Store’s beehive hangs out near the ice cream

Wes good beekeeper

Larry Di Giovanni/News Locust Corners store owner Wesley Good looks for the queen bee inside his “observation hive” of about 15,000 European honeybees, which is stationed near the deli and ice cream station in his store.

BELLVILLE — It is a bit disconcerting to eat one’s peanut cluster ice cream inside the Locust Corners Bulk Food & Deli Store knowing that, just a few feet from your chair, there are around 15,000 European honeybees buzzing around.

They can’t be heard due to being contained within glass panels connected by wooden frames, but the hard work they do — including their best to make new honeycomb and produce honey — is easily visible. After a while one gets used to the bees and their flurry of activity within the framed enclosure, what is called an “observation hive.” They become an almost soothing presence, the human knowing that as hard as he or she works, there is an animal that works literally non-stop — especially during the summer.

The bees inside the hive belong to Locust Corners owner Wesley Good, who owns eight regular-size hives that thrive on the hill that is part of his property near the store. The wooden-framed “observation hive” is owned by a friend of Good’s, Dave Hostetler, a teacher for a private school in Holmes County. It has airholes so the bees — mainly female worker bees — are plenty oxygenated as they do their busy stuff, which includes foraging for nectar and pollen. They also create some glistening honey to feast on.

Hostetler stations the observation hive in his school during the academic year. But the past two summers, he has lent it to Good to give dry goods customers a topic of conversation as they wait on their deli cheeses, meats and ice cream.

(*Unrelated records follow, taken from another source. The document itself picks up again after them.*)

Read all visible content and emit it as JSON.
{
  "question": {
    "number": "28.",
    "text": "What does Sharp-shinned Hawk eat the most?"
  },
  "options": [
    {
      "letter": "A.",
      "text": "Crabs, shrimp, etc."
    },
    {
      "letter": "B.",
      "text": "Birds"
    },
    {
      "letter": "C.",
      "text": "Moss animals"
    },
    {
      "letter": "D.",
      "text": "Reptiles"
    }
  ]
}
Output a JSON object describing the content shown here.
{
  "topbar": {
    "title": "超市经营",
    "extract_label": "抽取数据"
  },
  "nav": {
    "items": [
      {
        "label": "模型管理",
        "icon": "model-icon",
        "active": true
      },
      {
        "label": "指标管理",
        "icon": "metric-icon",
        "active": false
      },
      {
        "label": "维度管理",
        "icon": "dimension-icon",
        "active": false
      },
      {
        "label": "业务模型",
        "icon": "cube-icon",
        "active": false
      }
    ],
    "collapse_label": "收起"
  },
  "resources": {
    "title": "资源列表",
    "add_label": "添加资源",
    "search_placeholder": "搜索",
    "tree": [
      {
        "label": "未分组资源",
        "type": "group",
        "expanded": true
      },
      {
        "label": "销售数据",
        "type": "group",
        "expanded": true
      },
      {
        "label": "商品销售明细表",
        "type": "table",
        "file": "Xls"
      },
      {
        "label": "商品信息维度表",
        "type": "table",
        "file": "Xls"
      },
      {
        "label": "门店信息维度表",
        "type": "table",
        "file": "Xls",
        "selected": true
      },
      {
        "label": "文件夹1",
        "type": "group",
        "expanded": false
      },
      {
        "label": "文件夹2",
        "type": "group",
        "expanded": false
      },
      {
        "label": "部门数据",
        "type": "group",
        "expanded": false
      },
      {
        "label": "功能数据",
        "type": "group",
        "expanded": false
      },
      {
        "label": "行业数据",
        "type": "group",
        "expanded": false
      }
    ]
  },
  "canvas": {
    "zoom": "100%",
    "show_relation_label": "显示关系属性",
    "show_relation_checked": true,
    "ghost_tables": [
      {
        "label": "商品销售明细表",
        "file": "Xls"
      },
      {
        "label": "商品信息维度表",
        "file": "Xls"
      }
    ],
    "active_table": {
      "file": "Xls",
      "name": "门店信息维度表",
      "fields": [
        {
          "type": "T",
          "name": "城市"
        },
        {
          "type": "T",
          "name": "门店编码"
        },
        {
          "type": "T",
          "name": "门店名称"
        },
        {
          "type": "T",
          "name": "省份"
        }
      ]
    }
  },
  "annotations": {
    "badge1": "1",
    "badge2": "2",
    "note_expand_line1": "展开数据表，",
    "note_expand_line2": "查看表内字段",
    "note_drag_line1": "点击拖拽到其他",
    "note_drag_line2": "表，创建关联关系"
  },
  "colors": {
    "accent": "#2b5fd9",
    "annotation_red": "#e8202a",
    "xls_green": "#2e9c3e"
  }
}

Since it was a Friday afternoon and hot outside, the bees were very active and abuzz with movement. In the morning, when it’s cooler, they slow down somewhat.

“In the summer they only live for about six weeks,” Good said of the female worker bees. “They work themselves to death. In the winter, they can live for a few months because they have slowed down.”

The bees make use of plastic tubing that comes in through a hole in the wall and connects the outside world with the inside world. Each of them is constantly trying to please the queen bee — who looks very much like the others but with a slightly more elongated body — as she needs food and is constantly laying eggs to keep the hive size thriving.

Right now, Good said his eight hives haven’t produced enough honey to cultivate it yet. That will happen later in the year, when he hopes at least 10 gallons can be produced. His regular-size hives have between 60,000 and 80,000 bees. About four years ago, when he had the most hives at 13, they produced about 30 gallons of honey. His wife currently uses locally produced honey that is a prime ingredient in her honey-wheat bread. It sells out just about every day, he said.

Good’s five children, three boys and two girls, range in age from 4 to 18. His two oldest sons, Theodore and Elliot, help him cultivate his hives. Good bought his first bee colony years ago from Queen Right Colonies of Spencer, Ohio and then kept buying them to grow his bee numbers.

But then, as often happens in the bee business and in the natural world in general, something unexpected happened. “A swarm of them just formed and moved away,” he said. But there is no danger of that with the observation hive — they are kept within their station.